Using Lagrange's multiplier method, find the shortest distance between the line $y=10-2x$ and the ellipse $\frac{x^2}{4}+\frac{y^2}{9}=1$.
My work:
Let the point on ellipse be $(2\cos\theta, 3\sin\theta)$
Let $F=(x-2\cos\theta)^2+(y-3\sin\theta)^2+\alpha(2x+y-10)$.
I partially diffentiated $F$ wrt $x$,$y$ and $\theta$ equated to $0$.
I get $\tan\theta=\frac{3}{4}$ and $\alpha=-2$
The point on ellipse I get is $(\frac{8}{5},\frac{9}{5})$ and the point on line I get is $(\frac {18}{5}, \frac{14}{5})$
Is this method correct? Can I take $\theta$ to be an independent variable, and differentiate wrt to it?
Best Answer
Although your solution method is fine, I suspect that whoever gave you this exercise intended for you to use the equation of the ellipse directly instead of parameterizing the curve. Once you’ve done the latter, you have a single-variable problem for which there’s not much point in using a Lagrange multiplier: you can compute the distance of the parameterized point to the line and minimize that directly.

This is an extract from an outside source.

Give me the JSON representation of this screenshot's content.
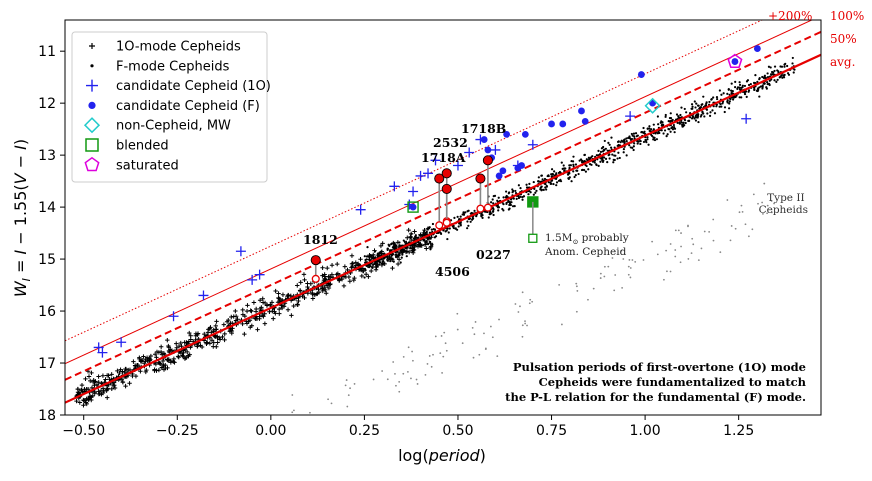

The intended solution is likely something along these lines: The square of the distance from a point $(x,y)$ to the line is given by $$f:(x,y)\mapsto{(2x+y-10)^2\over5}.$$ You are to minimize this function subject to the constraint $g(x,y)=0$, where $g:(x,y)\mapsto\frac{x^2}4+\frac{y^2}9-1$, so form the function $F:(x,y,\lambda)\mapsto f(x,y)-\lambda g(x,y)$, set the partial derivatives of $F$ to zero and solve for $x$, $y$, $\lambda$. This will give you critical points of $f$ that you’ll still have to test to see which are minima.